All I want for Christmas....

Boo hiss. This credit crunch lark is really starting to bite. I don't think I would have noticed it if I was still a working girl in London (not that kind of working girl!)... gloriously single, selfish, affluent, well groomed, didn't know the meaning of the word tired... but now with kids, a husband and extended family to think about buying presents for, you really start to notice the pinch. Not to mention mortgages, credit cards - and bank charges. My fucking bank took £300 in charges last month... it left me skint, crying, depressed, anxious and seriously pissed off for weeks - I still haven't got over it in case you are wondering. When you work all the precious hours you can muster, in and around being a full time mother of a toddler, and being a full time housewife, and then half of what you earned goes up in smoke, into some Lloyds effing Bank fat cat's bonus pocket, it really grates. That money was set aside to pay for an old loan payment and also finish off my Christmas shopping... Which is now still waiting, sat on a wish list on amazon.co.uk. This month isn't much better, although one good thing is our mortgage which thankfully has come down considerably. But no matter how much money you make or save, you hardly notice it - you just notice that it always goes straight back out of your bank account. Who actually manages to save any money at the moment?

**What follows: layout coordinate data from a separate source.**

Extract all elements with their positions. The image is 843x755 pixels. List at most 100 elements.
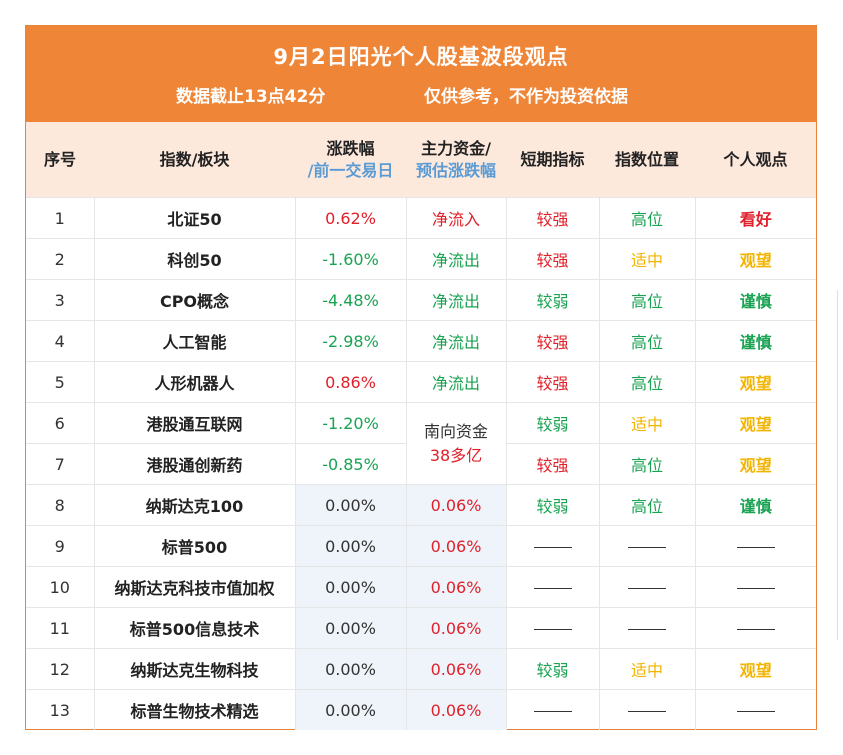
cell-short: 较弱 — [505, 484, 599, 526]
cell-name: 港股通互联网 — [93, 402, 295, 444]
southbound-label: 南向资金 — [423, 421, 488, 441]
cell-name: CPO概念 — [93, 279, 295, 321]
disclaimer-note: 仅供参考，不作为投资依据 — [424, 87, 628, 107]
cell-name: 科创50 — [93, 238, 295, 280]
table-row: 3 CPO概念 -4.48% 净流出 较弱 高位 谨慎 — [26, 279, 816, 321]
cell-short: 较强 — [505, 443, 599, 485]
dash — [533, 628, 572, 630]
table-row: 13 标普生物技术精选 0.00% 0.06% — [26, 689, 816, 730]
cell-fund: 0.06% — [405, 689, 506, 730]
table-frame: 9月2日阳光个人股基波段观点 数据截止13点42分 仅供参考，不作为投资依据 序… — [25, 25, 817, 730]
cell-position: 高位 — [598, 361, 695, 403]
cell-name: 纳斯达克生物科技 — [93, 648, 295, 690]
cell-opinion: 观望 — [694, 402, 816, 444]
cell-short: 较强 — [505, 238, 599, 280]
cell-position: 高位 — [598, 443, 695, 485]
table-row: 8 纳斯达克100 0.00% 0.06% 较弱 高位 谨慎 — [26, 484, 816, 526]
cell-change: 0.86% — [294, 361, 406, 403]
cell-position-empty — [598, 566, 695, 608]
header-fund-label: 主力资金/ — [421, 138, 491, 158]
cell-seq: 12 — [26, 648, 94, 690]
cell-seq: 2 — [26, 238, 94, 280]
header-change: 涨跌幅 /前一交易日 — [295, 122, 406, 198]
dash — [533, 546, 572, 548]
cell-name: 标普500信息技术 — [93, 607, 295, 649]
cell-position: 适中 — [598, 238, 695, 280]
header-fund-sub: 预估涨跌幅 — [415, 160, 496, 180]
cell-seq: 9 — [26, 525, 94, 567]
table-row: 10 纳斯达克科技市值加权 0.00% 0.06% — [26, 566, 816, 608]
cell-opinion: 观望 — [694, 238, 816, 280]
cell-short: 较强 — [505, 197, 599, 239]
cell-seq: 11 — [26, 607, 94, 649]
cell-fund: 净流出 — [405, 320, 506, 362]
cell-short: 较强 — [505, 320, 599, 362]
opinion-table: 序号 指数/板块 涨跌幅 /前一交易日 主力资金/ 预估涨跌幅 短期指标 指数位… — [26, 122, 816, 730]
cell-opinion: 看好 — [694, 197, 816, 239]
table-row: 9 标普500 0.00% 0.06% — [26, 525, 816, 567]
cell-name: 人工智能 — [93, 320, 295, 362]
cell-change: 0.00% — [294, 484, 406, 526]
cell-fund: 净流入 — [405, 197, 506, 239]
page-edge-line — [837, 290, 838, 640]
cell-seq: 4 — [26, 320, 94, 362]
cell-seq: 5 — [26, 361, 94, 403]
cell-change: -1.60% — [294, 238, 406, 280]
header-opinion: 个人观点 — [695, 122, 816, 198]
cell-seq: 7 — [26, 443, 94, 485]
dash — [736, 546, 775, 548]
dash — [628, 546, 666, 548]
cell-fund: 0.06% — [405, 648, 506, 690]
dash — [533, 587, 572, 589]
cell-opinion: 观望 — [694, 361, 816, 403]
cell-opinion-empty — [694, 607, 816, 649]
title-banner: 9月2日阳光个人股基波段观点 数据截止13点42分 仅供参考，不作为投资依据 — [26, 26, 816, 122]
cell-position: 高位 — [598, 484, 695, 526]
cell-opinion: 谨慎 — [694, 279, 816, 321]
cell-name: 人形机器人 — [93, 361, 295, 403]
cell-fund: 净流出 — [405, 361, 506, 403]
header-fund: 主力资金/ 预估涨跌幅 — [406, 122, 506, 198]
cell-position-empty — [598, 689, 695, 730]
header-position: 指数位置 — [599, 122, 695, 198]
cell-seq: 13 — [26, 689, 94, 730]
cell-opinion: 观望 — [694, 443, 816, 485]
cell-fund: 0.06% — [405, 607, 506, 649]
dash — [533, 710, 572, 712]
cell-change: 0.00% — [294, 648, 406, 690]
cell-change: 0.00% — [294, 566, 406, 608]
cell-name: 纳斯达克100 — [93, 484, 295, 526]
cell-seq: 1 — [26, 197, 94, 239]
table-row: 4 人工智能 -2.98% 净流出 较强 高位 谨慎 — [26, 320, 816, 362]
cell-short-empty — [505, 689, 599, 730]
header-short: 短期指标 — [506, 122, 599, 198]
cell-change: -0.85% — [294, 443, 406, 485]
cell-seq: 10 — [26, 566, 94, 608]
cell-opinion-empty — [694, 566, 816, 608]
cell-position: 适中 — [598, 402, 695, 444]
cell-short-empty — [505, 525, 599, 567]
cell-change: 0.00% — [294, 689, 406, 730]
header-seq: 序号 — [26, 122, 94, 198]
cell-opinion-empty — [694, 525, 816, 567]
cell-seq: 3 — [26, 279, 94, 321]
cell-change: -4.48% — [294, 279, 406, 321]
cell-fund: 0.06% — [405, 484, 506, 526]
cell-name: 北证50 — [93, 197, 295, 239]
cell-short-empty — [505, 607, 599, 649]
table-row: 6 港股通互联网 -1.20% 南向资金 38多亿 较弱 适中 观望 — [26, 402, 816, 485]
cell-change: 0.62% — [294, 197, 406, 239]
cell-short: 较弱 — [505, 648, 599, 690]
header-change-sub: /前一交易日 — [307, 160, 394, 180]
cell-position: 高位 — [598, 320, 695, 362]
cell-name: 标普生物技术精选 — [93, 689, 295, 730]
header-change-label: 涨跌幅 — [326, 138, 375, 158]
cell-opinion: 谨慎 — [694, 320, 816, 362]
cell-short: 较强 — [505, 361, 599, 403]
cell-short: 较弱 — [505, 402, 599, 444]
table-row: 7 港股通创新药 -0.85% 较强 高位 观望 — [26, 443, 816, 485]
cell-opinion-empty — [694, 689, 816, 730]
cell-position-empty — [598, 607, 695, 649]
cell-short: 较弱 — [505, 279, 599, 321]
dash — [736, 587, 775, 589]
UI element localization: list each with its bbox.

So it's got me thinking about what is important this Christmas. And actually it's not the presents, although I want to treat my daughter to a few Peppa Pig bits and pieces. It's about my family, my immediate family being together. It's about good will, fun, sharing and caring. It's about watching The Snowman and the Christmas Eastenders. And then it's about looking to 2009, how I can improve our situation financially. I think I will apply for more work and really knuckle down and get more coming in. That will be my New Years resolution... So it's all about positivity, checking reality and hoping that things will get better. But for now everything is fine. Gone are the gluttonous Christmases of late, which is no bad thing.

3 comments:

Anonymous said...

What a lovely post! It was totally shit about your charges. The banks are all shit bags though... Sooner rob you and leave you for dead than have any discretion. I'd change banks if I were you! Sounds like they're robbing you blind!

But you're right about Christmas. I love reading your posts, as I can really relate to what you write!

Anonymous said...

OMG I can totally relate to those bank charges. Last month they did exactly the same thing to me. I racked up $400 worth of bank charges which they refused to recredit. Technically my fault,i suppose, but being a single mum, 9 month old and various shenanigans going on with the F.O.B. I'm not always on top of things. They didn't cut me any slack at all. Just money up in smoke - poof! I hate them. The banks are bastards, you could change banks but IMHO they are all the same.

Manic Mother said...

I was so f*cking angry!!! And so tearful - complete frustration, anger and helplessness. They don't take any personal circumstances into consideration - it's a bloody miracle I earn anything at all.. I have lodged a complaint and we'll see where it takes me. Nowhere probably but I'll keep you posted.